Roberto Rustioni in scena con di dito puntato in avanti
Roberto Rustioni in scena con di dito puntato in avanti

Carlos si ritrova vittima di un test psicologico ad alto rischio, un esperimento alla Black Mirror.
Fin dove si spingerà?
Cosa siamo disposti a fare quando ci troviamo in difficoltà, soprattutto economiche?

Ritmo serrato per un duello senza esclusione di colpi: uno spettacolo in grado di mettere a nudo debolezze e idiozia dell’uomo.
Jordi Casanovas costruisce un preciso meccanismo ironico – amaro, a tinte noir ma leggero, in cui niente è ciò che appare e dove la verità emerge solo alla fine, forse…

Roberto Rustioni, dopo un lungo cammino attorale con diversi registi in cui spicca la collaborazione costante e continua con Giorgio Barberio Corsetti, inizia dieci anni fa un proprio percorso autorale e di regia. Tra i diversi riconoscimenti si segnala il premio Ubu 2011, miglior novità straniera per Lucido.

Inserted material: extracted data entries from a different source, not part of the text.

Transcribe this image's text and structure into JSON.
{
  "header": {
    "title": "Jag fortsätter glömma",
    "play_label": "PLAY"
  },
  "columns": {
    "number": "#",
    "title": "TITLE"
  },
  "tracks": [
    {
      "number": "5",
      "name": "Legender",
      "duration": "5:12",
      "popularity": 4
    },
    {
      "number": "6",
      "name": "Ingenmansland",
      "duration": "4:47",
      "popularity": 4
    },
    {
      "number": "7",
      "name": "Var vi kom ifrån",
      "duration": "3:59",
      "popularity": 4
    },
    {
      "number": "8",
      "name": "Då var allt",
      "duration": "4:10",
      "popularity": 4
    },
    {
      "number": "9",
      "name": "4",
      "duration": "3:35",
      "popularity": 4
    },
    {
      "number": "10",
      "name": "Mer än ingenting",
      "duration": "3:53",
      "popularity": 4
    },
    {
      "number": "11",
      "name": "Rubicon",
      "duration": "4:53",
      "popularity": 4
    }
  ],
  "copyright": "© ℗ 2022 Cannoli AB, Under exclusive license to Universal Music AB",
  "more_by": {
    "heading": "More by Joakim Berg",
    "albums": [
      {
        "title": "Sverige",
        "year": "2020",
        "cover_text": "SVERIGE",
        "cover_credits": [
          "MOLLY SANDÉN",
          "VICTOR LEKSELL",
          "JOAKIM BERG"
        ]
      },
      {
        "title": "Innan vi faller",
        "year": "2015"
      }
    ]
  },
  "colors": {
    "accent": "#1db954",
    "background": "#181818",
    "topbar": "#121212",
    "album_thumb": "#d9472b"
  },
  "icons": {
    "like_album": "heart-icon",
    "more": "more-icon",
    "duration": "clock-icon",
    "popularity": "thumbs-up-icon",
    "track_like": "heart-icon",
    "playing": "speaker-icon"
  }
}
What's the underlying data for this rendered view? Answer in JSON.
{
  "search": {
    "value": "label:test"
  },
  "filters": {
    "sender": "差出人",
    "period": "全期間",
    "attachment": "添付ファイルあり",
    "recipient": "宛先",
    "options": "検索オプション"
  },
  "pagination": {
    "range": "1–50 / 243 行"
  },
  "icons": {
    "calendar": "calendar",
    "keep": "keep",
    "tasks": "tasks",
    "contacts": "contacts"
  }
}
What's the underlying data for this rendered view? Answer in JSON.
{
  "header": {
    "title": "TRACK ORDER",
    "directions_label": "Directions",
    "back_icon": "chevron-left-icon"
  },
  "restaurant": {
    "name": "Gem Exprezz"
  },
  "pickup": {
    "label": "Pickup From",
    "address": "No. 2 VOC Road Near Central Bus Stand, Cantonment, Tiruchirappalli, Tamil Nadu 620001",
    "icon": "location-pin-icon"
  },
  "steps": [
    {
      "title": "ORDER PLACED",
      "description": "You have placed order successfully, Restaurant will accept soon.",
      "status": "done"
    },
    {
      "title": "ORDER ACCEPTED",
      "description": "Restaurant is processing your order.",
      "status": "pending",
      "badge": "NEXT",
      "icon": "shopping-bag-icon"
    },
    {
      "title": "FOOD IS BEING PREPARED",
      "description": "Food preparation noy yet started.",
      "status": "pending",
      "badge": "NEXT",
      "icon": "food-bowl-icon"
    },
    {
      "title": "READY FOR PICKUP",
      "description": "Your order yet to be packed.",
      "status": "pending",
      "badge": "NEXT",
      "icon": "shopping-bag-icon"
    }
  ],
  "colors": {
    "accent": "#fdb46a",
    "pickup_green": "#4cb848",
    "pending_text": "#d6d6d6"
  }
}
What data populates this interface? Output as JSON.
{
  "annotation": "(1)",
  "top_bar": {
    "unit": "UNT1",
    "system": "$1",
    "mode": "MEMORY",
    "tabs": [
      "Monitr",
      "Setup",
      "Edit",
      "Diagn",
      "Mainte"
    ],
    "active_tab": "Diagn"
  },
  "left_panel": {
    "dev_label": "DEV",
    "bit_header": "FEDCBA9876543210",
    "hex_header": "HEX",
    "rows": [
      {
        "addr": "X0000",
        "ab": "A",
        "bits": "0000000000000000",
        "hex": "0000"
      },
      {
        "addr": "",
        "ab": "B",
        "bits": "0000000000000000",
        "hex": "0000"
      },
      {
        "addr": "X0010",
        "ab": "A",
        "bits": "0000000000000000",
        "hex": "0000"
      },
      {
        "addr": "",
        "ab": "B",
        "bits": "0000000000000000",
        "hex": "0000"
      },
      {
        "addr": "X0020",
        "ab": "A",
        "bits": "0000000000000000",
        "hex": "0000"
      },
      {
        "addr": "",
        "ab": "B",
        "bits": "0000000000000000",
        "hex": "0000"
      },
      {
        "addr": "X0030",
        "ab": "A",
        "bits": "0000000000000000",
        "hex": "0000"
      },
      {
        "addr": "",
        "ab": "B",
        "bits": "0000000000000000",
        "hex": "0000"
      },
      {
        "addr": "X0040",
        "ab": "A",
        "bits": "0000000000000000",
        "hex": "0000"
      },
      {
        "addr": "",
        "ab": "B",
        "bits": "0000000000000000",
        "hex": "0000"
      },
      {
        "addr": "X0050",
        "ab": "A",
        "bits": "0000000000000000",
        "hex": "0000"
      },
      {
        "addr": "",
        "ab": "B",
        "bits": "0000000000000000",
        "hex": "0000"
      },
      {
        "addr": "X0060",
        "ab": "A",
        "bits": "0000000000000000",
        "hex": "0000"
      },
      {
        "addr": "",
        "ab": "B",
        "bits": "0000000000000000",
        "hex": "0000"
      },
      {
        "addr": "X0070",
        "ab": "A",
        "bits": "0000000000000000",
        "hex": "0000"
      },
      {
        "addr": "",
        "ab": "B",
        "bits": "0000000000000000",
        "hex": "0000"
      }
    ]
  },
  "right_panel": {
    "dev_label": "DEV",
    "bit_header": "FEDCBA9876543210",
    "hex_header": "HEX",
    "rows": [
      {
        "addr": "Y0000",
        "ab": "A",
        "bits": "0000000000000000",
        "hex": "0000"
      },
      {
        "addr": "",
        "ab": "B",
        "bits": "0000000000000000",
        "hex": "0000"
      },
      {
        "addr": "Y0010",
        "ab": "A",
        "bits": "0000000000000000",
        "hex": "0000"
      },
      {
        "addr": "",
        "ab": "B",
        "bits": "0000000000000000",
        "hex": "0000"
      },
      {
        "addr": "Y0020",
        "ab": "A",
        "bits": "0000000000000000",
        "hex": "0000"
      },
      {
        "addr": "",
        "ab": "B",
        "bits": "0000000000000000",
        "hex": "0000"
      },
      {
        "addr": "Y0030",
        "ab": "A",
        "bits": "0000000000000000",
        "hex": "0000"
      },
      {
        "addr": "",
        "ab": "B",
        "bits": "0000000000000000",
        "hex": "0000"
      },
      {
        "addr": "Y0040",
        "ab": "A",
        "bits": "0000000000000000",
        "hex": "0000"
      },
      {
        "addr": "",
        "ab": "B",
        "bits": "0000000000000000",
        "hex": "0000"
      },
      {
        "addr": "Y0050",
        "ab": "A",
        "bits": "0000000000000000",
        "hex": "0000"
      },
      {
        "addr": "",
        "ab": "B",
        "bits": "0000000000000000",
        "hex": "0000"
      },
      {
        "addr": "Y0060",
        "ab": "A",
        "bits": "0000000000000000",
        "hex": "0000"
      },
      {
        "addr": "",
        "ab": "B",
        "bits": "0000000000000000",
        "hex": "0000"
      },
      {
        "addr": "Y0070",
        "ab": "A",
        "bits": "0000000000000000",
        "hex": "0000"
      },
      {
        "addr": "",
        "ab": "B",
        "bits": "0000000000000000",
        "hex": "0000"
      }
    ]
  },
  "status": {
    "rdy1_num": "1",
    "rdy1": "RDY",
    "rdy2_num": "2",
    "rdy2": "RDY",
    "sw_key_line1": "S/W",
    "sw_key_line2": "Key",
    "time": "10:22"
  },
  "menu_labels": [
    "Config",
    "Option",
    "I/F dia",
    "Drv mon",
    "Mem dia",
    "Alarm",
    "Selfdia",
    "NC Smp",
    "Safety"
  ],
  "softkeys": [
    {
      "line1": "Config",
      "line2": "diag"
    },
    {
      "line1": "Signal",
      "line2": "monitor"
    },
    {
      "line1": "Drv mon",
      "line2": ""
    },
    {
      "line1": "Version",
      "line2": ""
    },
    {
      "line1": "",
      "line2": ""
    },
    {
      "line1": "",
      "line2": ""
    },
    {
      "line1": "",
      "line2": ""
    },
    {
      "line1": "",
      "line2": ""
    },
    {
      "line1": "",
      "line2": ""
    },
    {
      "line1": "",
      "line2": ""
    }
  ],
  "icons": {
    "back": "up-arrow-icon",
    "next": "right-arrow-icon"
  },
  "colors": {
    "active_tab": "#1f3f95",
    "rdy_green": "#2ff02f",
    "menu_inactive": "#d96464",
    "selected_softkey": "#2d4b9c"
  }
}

Tra i suoi spettacoli spicca Tre atti unici da Anton Cechov, Villa dolorosa di R. Kricheldorf e Donne che sognarono cavalli di D. Veronese, sono i suoi ultimi lavori.

Le atmosfere e la scrittura molto cinematografiche di Casanovas, la sua poetica tra la commedia ed il noir, tra Woody Allen e Roman Polansky, possiedono una qualità che cattura immediatamente lo spettatore. Sento che Casanovas è un autore coinvolgente di grande impatto con il pubblico, ma anche intelligente e di qualità... non è poco.